L’Eglise en vint à regretter la disparition de ces vertus. Le respect des anciens, la solidarité et l’hospitalité qui caractérisaient cette foi des ancêtres, avaient disparu. Les jeunes étaient en manque de repères. Par exemple, les jeunes Gabonais ignoraient qu’il fut un temps où les filles devaient arriver vierges au mariage ; une femme infidèle et son séducteur risquaient leur vie ; on ne parlait ni d’avortement ni de faute contre nature (contre son gré) 1089 . Les difficultés à transmettre les croyances et les valeurs sont alors apparues liése à la condamnation antérieure du paganisme, dans le contexte de la Mission et de la colonisation.
La crise de vocation, durant ces années, fut même attribuée par certains à cette revalorisation de la culture gabonaise par l’Eglise.
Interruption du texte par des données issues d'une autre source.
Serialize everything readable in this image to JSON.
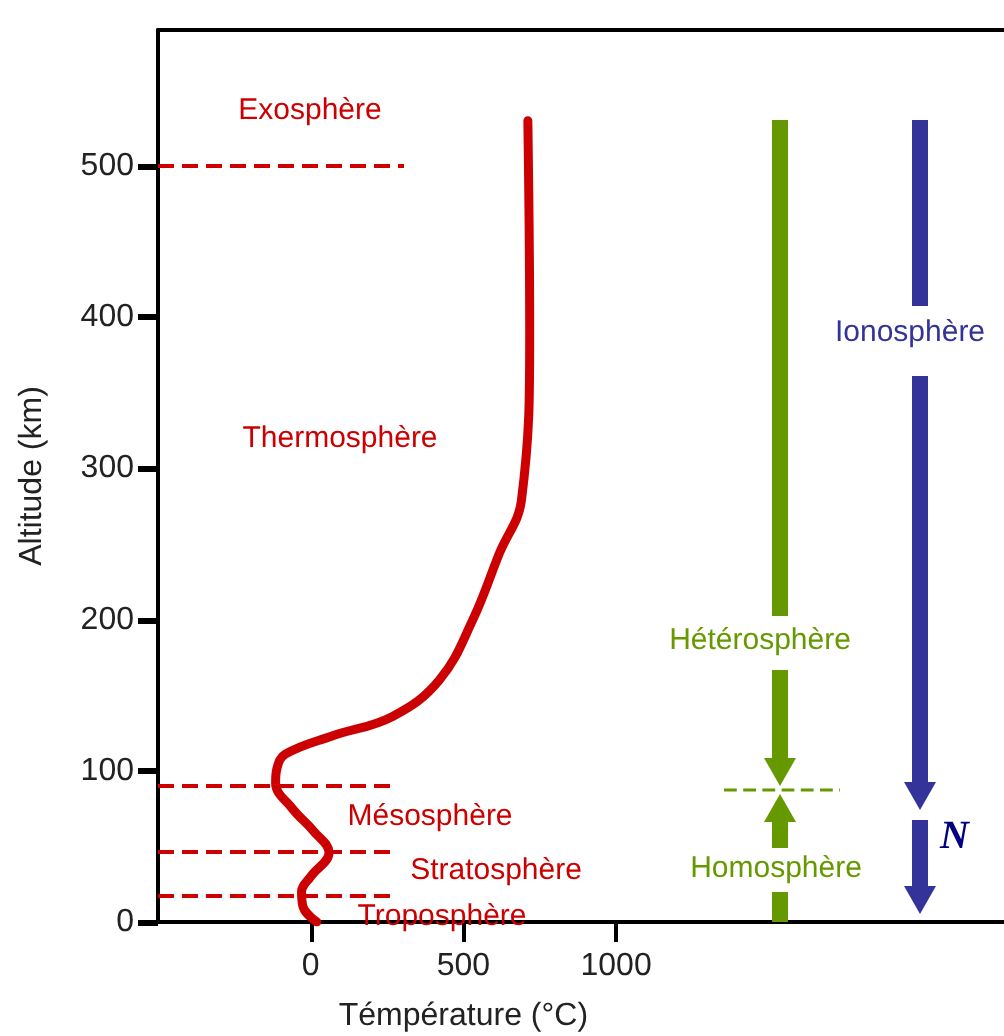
{
  "chart_data": {
    "type": "line",
    "xlabel": "Témpérature (°C)",
    "ylabel": "Altitude (km)",
    "xlim": [
      -500,
      2270
    ],
    "ylim": [
      0,
      590
    ],
    "xticks": [
      0,
      500,
      1000
    ],
    "yticks": [
      0,
      100,
      200,
      300,
      400,
      500
    ],
    "grid": false,
    "marker": "none",
    "line_style": "solid",
    "series": [
      {
        "color": "#cc0000",
        "x": [
          20,
          -25,
          -30,
          0,
          60,
          10,
          -60,
          -115,
          -110,
          -83,
          70,
          268,
          421,
          531,
          618,
          690,
          717,
          711
        ],
        "values": [
          0,
          10,
          20,
          30,
          46,
          60,
          75,
          92,
          102,
          111,
          123,
          136,
          160,
          200,
          244,
          279,
          389,
          530
        ]
      }
    ],
    "ref_lines": [
      {
        "axis": "y",
        "value": 500,
        "color": "#cc0000",
        "line_style": "dashed"
      },
      {
        "axis": "y",
        "value": 90,
        "color": "#cc0000",
        "line_style": "dashed"
      },
      {
        "axis": "y",
        "value": 47,
        "color": "#cc0000",
        "line_style": "dashed"
      },
      {
        "axis": "y",
        "value": 18,
        "color": "#cc0000",
        "line_style": "dashed"
      },
      {
        "axis": "y",
        "value": 87,
        "color": "#669900",
        "line_style": "dashed"
      }
    ],
    "annotations": [
      "Exosphère",
      "Thermosphère",
      "Mésosphère",
      "Stratosphère",
      "Troposphère",
      "Hétérosphère",
      "Homosphère",
      "Ionosphère",
      "N"
    ]
  }
}
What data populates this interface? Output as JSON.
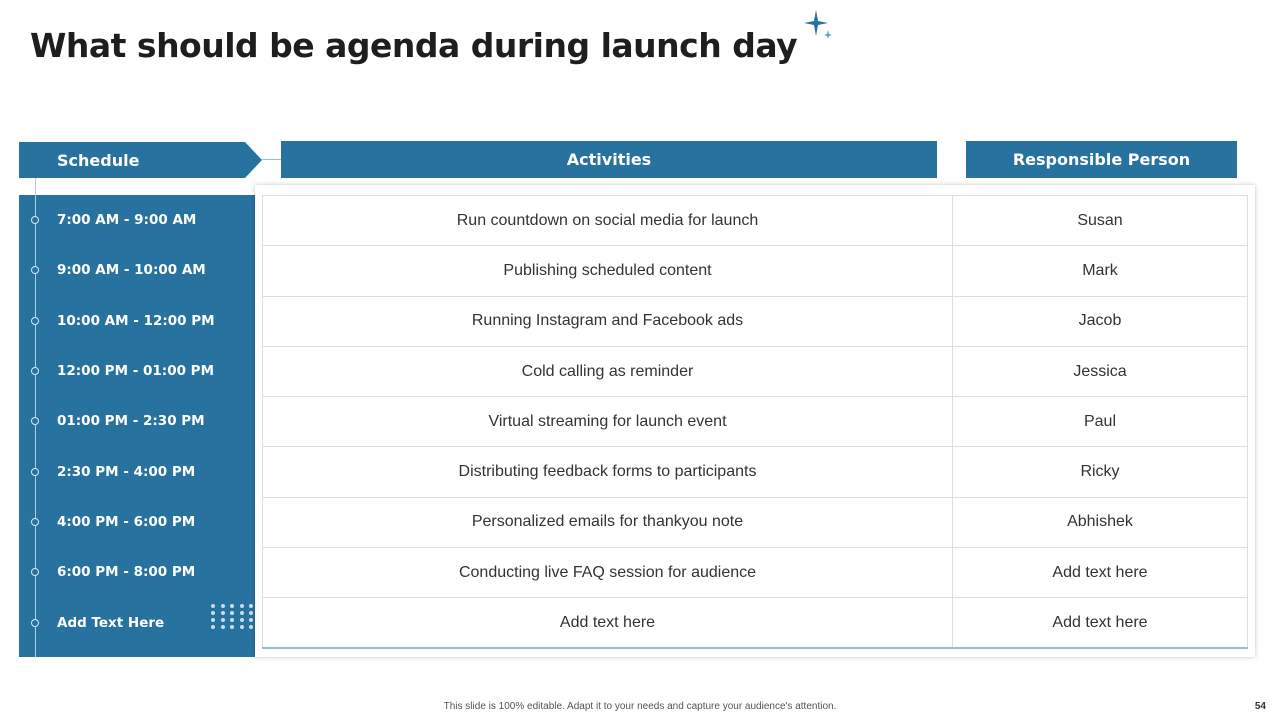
{
  "title": "What should be agenda during launch day",
  "headers": {
    "schedule": "Schedule",
    "activities": "Activities",
    "responsible": "Responsible Person"
  },
  "rows": [
    {
      "time": "7:00 AM -  9:00 AM",
      "activity": "Run countdown on social media for launch",
      "person": "Susan"
    },
    {
      "time": "9:00 AM -  10:00 AM",
      "activity": "Publishing scheduled content",
      "person": "Mark"
    },
    {
      "time": "10:00 AM -  12:00 PM",
      "activity": "Running Instagram and Facebook ads",
      "person": "Jacob"
    },
    {
      "time": "12:00 PM -  01:00 PM",
      "activity": "Cold calling as reminder",
      "person": "Jessica"
    },
    {
      "time": "01:00 PM -  2:30 PM",
      "activity": "Virtual streaming for launch event",
      "person": "Paul"
    },
    {
      "time": "2:30 PM -  4:00 PM",
      "activity": "Distributing feedback forms to participants",
      "person": "Ricky"
    },
    {
      "time": "4:00 PM - 6:00 PM",
      "activity": "Personalized emails for thankyou note",
      "person": "Abhishek"
    },
    {
      "time": "6:00 PM - 8:00 PM",
      "activity": "Conducting live FAQ session for audience",
      "person": "Add text here"
    },
    {
      "time": "Add Text Here",
      "activity": "Add text here",
      "person": "Add text here"
    }
  ],
  "footer": "This slide is 100% editable. Adapt it to your needs and capture your audience's attention.",
  "page_number": "54",
  "colors": {
    "accent": "#2872a0"
  }
}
Dans la mesure où elle avait pris en considération les valeurs culturelles gabonaise et où il y eut chez les jeunes gabonais une recherche mesurée de leur propre identité culturelle, cette recherche pouvait être comparée, toute proportion gardée, à ce qu’on appelait au Zaïre (aujourd’hui République démocratique du Congo) l’authenticité 1090 .
La quête d’une nouvelle identité culturelle, préconisée d’abord par les jeunes et les cadres, mit en conflit l’héritage colonial et la foi des ancêtres. Pour exprimer leur originalité les Gabonais eurent tendance à vouloir vivre sur les deux registres, celui de la culture occidentale et celui de la culture traditionnelle, selon que l’un ou l’autre leur était favorable.
L’apparition de nombreuses sectes chrétiennes, ésotériques et occultes, illustre également ces changements culturels. Dns un premier temps certains chrétiens s’appuyaient sur la reconnaissance de leurs valeurs culturelles par l’Eglise pour prendre des libertés avec l’orthodoxie. Finalement ils commencèrent à ignorer les chemins des Eglises chrétiennes officielles importées par la colonisation, estimant que « tous les chemins mènent à Rome ».
Pour les évêques, les prêtres, religieux et religieuses le constat était très amer. Cela est d’autant plus vrai que le recours à la tradition était délicat. Les coutumes comportaient des éléments discutables mais elles constituaient aussi un fond solide sur lequel pouvait s’édifier une civilisation moderne et chrétienne au Gabon. Les autorités catholiques tentèrent de défendre une position médiane qui disculpait la Mission du Gabon du reproche d’avoir contribué, en partie, à la destruction de la foi des ancêtres, et proclamait sa volonté de la prendre en compte. « L’Eglise n’est pas venu pour détruire, mais pour reconnaître les vestiges de Dieu, maintenir tout ce qui est humain, tout ce qui est sacré 1091 ». Mais entre 1969 et 1995 l’Eglise n’a pas réussi à résoudre ces problèmes culturels.
DOCOPM, voir aussi DOCGAB, Mgr Basile Mvé, interview de Philipe Essomba, dans Bingo, N° 334, novembre 1980.
DOCATGAB, Mgr Jean Jérôme Adam ancien archevêque de Libreville, « la foi des peuples du Gabon : pierre d’attente au christ », document dactylographié, Franceville, 1975.
DOCOPM, Dossier 347, Mgr Adam, « la foi des ancêtres », 1965
Témoignages oraux, Entretiens avec le Père Gilles Sillard, février et mars 2000 à Chevilly Larue, avec le père Gérard Morel, le 28 novembre 2001, et avec le Père Emmanuel François, le 1er octobre 2002 à Libreville.
Une combinaison des valeurs occidentales et traditionnelles.